On the flip side, what have been any lows?
Weeks two to five were tough. I romanticise things in my head. I thought from day one I would be engaged with her and she’d be Daddy’s girl and the family would be complete. I’d built it up, but the first few weeks she’s just a baby: eating, sleeping, pooing. She’s not developed enough at that time to engage. It was an anticlimax and then I felt frustrated. I know I lashed out a bit at you. It was only when we had a really open conversation together and shared that it’s ok to feel that way that it got better and better.
Weirdly, times when she cries aren’t lows for me. When I’m walking around the room carrying her, I love it. It’s defining for me.
Lack of sleep occasionally, but you let me sleep through the night mainly.
A couple of times you’ve really needed my help. It’s not nice to see you at the point where you’ve had so little sleep that you need a break but it’s good that I can help: Daddy cavalry as we say.
There’s no regrets. I’ve never thought it’s unmanageable. But it’s been a massive learning experience.
Has anything been totally different to how you imagined it?
I didn’t think I’d be so ‘family’ orientated in terms of my extended family – our parents, siblings and their families. Living abroad we dip in and out of family. But, since having her, I think more and more about families. I didn’t predict that. I want to be less independent and much more part of an extended family.
How is the experience of being an expat parent – in terms of the Netherlands and being away from family and friends?
There’s not many differences (I think) in terms of services like healthcare, registering births, check-ups etc.
Being an expat parent, we don’t have family to babysit for us or give us an hour of two break. Neither of us would trust someone else looking after her while our baby is so young. It’s probably been 10-20% more intense than if we’d been at home.
Living in Amsterdam vs. living in the UK, I know friends there are constantly in the car, doing more ‘to and fro’. In Amsterdam we do everything as a family and have everything on our doorstep. It makes life easy.
And, finally, do you have any words of wisdom for other Dads-to-be?
Looking back, I try to remember things as they are and not romanticise. Things have sometimes been hard. But reflection also makes me realise how many special moments we’ve had. This is a little person who’s only just learning to engage.
An important piece of advice I was given: don’t keep wishing for the future, just enjoy the now. People say “it’s great when they’re one …” etc.
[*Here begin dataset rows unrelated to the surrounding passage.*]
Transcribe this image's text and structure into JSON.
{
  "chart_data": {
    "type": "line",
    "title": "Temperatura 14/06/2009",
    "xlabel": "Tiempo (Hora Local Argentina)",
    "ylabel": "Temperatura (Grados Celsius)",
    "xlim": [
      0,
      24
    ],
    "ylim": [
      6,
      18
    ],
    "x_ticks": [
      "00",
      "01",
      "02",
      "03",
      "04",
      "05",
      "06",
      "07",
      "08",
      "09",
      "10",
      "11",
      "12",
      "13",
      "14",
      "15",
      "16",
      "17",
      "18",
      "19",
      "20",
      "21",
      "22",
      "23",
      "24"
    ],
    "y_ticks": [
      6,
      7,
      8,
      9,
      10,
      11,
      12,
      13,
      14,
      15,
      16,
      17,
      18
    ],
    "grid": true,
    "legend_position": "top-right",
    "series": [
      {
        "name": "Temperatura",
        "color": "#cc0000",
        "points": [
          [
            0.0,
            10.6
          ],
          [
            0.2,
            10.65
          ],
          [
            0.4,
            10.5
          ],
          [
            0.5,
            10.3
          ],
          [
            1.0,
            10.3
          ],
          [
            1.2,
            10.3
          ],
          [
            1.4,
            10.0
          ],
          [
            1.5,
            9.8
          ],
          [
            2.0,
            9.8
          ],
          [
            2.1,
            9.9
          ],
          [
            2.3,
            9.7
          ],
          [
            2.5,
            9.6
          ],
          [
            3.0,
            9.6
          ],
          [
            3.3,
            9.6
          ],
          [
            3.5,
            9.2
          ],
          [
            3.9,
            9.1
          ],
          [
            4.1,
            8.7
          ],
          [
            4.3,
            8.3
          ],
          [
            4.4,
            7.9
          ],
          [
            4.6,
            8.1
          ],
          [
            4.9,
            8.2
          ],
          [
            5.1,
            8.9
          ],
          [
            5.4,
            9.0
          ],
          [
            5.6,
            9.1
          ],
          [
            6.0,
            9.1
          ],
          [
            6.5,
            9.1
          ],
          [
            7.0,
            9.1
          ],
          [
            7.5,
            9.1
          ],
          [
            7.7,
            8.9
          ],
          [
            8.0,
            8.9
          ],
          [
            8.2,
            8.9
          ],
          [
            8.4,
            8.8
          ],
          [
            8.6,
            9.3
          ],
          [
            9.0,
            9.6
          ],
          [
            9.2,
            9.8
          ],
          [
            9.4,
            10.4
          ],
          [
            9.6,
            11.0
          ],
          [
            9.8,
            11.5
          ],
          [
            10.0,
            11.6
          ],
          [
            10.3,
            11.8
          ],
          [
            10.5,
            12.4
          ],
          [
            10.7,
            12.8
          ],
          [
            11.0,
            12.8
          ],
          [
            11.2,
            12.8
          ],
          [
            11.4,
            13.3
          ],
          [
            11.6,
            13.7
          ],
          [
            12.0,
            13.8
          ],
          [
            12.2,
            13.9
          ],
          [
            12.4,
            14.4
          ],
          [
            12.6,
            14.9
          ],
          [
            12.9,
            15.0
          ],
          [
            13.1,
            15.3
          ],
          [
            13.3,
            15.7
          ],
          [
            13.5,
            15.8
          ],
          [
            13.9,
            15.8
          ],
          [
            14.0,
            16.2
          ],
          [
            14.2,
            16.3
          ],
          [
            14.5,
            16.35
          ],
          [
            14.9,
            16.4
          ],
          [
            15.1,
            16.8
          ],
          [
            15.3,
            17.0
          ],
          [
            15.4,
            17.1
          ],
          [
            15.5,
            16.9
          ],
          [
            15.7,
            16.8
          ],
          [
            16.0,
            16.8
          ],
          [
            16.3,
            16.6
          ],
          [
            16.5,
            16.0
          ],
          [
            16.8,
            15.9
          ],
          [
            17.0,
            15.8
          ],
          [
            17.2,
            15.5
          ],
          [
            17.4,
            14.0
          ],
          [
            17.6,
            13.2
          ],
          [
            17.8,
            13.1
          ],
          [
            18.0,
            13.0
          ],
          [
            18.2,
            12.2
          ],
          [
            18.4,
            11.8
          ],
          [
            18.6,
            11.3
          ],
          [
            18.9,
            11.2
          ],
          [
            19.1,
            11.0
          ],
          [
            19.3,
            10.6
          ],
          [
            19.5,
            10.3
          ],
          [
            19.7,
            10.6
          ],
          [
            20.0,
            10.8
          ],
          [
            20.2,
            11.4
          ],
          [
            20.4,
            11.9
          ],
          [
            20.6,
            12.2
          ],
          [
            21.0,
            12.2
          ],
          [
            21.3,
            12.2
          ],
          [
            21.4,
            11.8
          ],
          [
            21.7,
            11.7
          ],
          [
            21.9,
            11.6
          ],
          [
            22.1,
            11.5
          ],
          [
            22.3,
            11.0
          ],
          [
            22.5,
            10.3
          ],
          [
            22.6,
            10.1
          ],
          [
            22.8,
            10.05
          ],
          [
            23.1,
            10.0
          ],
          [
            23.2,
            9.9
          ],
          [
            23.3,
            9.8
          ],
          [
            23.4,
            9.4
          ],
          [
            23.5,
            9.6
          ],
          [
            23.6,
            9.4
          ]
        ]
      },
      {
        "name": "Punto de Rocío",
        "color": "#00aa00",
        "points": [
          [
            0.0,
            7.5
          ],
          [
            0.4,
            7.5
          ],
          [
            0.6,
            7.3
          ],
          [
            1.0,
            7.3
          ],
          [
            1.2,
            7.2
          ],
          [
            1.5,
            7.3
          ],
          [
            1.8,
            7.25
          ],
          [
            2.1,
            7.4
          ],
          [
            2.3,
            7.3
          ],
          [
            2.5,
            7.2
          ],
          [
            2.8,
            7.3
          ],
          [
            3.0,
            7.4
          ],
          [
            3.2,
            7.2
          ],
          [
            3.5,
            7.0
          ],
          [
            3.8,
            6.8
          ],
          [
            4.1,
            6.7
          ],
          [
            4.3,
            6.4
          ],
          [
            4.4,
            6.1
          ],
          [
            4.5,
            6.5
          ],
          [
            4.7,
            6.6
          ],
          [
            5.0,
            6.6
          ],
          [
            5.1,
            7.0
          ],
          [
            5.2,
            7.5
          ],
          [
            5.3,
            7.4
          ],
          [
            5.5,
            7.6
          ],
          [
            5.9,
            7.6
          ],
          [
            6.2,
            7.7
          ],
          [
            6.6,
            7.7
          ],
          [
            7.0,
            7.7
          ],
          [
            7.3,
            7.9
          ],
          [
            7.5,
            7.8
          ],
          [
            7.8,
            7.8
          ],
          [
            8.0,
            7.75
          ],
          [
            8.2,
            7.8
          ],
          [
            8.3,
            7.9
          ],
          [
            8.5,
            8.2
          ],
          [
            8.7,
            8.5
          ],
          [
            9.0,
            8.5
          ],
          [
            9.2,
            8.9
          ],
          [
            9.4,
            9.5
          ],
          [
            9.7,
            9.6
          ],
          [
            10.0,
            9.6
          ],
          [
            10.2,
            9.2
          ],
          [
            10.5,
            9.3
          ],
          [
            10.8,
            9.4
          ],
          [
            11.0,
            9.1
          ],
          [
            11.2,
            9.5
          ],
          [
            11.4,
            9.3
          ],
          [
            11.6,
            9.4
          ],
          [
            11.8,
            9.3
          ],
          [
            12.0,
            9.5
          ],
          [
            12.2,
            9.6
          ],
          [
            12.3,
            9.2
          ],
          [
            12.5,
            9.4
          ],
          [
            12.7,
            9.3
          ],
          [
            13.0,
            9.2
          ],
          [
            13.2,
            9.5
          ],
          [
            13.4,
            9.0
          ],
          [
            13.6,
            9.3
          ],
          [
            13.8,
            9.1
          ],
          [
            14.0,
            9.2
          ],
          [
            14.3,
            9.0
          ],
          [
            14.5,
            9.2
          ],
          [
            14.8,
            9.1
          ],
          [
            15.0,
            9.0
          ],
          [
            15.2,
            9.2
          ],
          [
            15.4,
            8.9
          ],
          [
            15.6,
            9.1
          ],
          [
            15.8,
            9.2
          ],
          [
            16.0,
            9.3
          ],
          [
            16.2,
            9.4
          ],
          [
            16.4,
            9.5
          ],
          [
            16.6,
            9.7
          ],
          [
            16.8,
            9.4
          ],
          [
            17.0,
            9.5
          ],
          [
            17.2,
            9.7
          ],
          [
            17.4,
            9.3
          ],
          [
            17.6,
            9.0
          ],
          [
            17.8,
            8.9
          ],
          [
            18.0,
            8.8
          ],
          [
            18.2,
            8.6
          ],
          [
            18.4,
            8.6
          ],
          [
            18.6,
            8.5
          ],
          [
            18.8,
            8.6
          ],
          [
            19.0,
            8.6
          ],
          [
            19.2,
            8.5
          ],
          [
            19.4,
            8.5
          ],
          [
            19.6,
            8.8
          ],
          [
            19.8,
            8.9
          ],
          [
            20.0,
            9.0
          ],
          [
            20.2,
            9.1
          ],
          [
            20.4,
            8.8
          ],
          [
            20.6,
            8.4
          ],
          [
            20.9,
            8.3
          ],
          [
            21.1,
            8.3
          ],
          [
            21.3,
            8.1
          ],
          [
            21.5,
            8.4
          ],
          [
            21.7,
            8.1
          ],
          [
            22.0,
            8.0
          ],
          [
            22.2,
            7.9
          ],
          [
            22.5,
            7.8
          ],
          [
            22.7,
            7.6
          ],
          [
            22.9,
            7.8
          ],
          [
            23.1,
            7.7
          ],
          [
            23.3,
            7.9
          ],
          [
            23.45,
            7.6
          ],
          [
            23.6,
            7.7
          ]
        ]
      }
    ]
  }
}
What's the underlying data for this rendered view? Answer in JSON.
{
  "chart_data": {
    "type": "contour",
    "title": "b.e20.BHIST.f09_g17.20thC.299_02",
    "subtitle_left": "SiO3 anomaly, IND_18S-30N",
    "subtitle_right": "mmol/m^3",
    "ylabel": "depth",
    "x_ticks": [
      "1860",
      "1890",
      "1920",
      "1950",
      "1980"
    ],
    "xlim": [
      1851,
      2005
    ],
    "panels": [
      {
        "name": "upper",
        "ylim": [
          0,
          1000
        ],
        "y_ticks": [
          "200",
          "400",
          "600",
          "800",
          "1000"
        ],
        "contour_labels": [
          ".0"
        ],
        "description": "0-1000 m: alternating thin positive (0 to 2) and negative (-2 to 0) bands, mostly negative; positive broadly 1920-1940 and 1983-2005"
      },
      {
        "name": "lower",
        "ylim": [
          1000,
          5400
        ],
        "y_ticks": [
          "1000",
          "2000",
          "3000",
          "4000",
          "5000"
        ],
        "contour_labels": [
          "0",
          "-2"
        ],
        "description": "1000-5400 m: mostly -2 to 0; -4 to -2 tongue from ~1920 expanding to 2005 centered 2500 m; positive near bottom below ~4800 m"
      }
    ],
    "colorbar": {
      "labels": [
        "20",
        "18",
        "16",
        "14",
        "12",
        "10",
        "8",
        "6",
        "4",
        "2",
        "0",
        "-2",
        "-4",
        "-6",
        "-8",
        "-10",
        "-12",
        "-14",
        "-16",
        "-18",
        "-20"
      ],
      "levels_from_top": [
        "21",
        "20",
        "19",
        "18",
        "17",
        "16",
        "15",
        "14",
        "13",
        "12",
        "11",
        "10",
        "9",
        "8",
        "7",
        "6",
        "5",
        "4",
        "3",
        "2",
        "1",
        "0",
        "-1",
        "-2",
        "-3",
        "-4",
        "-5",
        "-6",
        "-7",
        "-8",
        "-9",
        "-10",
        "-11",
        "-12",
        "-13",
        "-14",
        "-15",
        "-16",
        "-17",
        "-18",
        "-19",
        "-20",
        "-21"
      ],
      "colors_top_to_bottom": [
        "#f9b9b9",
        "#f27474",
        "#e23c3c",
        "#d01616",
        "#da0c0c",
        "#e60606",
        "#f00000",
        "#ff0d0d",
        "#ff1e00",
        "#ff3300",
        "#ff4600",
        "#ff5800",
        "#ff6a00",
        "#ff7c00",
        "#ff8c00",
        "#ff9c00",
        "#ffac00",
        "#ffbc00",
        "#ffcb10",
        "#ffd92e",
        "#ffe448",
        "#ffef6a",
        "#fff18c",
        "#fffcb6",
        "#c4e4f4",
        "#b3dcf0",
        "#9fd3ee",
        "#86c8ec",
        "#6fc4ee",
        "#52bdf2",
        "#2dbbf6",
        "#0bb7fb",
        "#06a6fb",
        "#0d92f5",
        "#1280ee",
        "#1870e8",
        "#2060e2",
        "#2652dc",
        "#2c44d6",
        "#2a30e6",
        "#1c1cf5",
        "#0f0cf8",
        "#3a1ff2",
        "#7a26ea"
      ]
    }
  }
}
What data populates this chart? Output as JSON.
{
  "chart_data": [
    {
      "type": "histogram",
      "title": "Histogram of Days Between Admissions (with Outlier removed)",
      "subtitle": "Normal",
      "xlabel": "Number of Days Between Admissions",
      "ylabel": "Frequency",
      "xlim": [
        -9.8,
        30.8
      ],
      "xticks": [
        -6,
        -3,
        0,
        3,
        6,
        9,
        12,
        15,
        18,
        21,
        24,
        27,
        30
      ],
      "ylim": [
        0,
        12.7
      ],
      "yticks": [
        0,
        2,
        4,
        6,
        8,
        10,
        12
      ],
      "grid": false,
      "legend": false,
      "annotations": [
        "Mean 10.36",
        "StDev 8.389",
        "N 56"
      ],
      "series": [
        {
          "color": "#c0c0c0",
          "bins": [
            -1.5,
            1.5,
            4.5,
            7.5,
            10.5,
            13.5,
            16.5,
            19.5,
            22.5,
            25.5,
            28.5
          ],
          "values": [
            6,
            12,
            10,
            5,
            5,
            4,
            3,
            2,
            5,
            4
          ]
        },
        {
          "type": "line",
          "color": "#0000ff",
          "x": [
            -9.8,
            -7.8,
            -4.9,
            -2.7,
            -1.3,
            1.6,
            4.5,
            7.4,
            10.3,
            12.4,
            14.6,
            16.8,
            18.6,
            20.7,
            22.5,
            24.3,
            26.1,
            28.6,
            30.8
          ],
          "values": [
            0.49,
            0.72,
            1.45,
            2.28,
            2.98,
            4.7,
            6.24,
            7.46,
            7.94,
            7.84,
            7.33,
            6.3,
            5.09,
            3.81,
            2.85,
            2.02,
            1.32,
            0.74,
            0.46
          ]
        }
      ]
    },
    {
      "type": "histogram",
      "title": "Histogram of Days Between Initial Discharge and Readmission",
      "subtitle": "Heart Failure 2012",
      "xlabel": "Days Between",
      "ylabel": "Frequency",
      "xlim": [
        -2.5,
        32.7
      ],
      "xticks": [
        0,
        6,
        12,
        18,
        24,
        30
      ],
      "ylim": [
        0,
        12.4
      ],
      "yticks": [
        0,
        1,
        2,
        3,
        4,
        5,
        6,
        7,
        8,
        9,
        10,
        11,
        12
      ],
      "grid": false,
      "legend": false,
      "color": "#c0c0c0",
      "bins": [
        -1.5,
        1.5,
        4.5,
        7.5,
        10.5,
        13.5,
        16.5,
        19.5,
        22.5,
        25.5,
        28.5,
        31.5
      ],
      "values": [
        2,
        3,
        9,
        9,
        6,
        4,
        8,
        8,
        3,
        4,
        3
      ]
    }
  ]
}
But actually it’s going to be great every day. I tend to think forwards too much. I’m glad I’m concentrating more on each day. I’ve got some way to go, but I’m trying to be ‘relaxed, chilled Dad’!
As a new parent lots of people give you advice. You think “yea, whatever” at the time. You don’t believe it – or you think you’ll be different. But you won’t! People aren’t trying to tell you how to raise your child they’re just trying to be helpful – so do absorb the advice even if you don’t use it. I’m guilty of getting short with people offering advice. But they’re just trying to be helpful based on their experience.
Also, if you snap at your partner, as the Dad it’s more important than ever that you admit if you’re wrong, take deep breaths and not let it get bigger. There’s 100 reasons you might be short with each other – sleep deprivation being a huge one – but you have to not turn it into a big argument.
Finally. If you say you’re going to be home at 7p.m. then 10 minutes late is too late! If your partner’s counting down the clock holding a crying baby, it’s unfair on them and the baby to be late.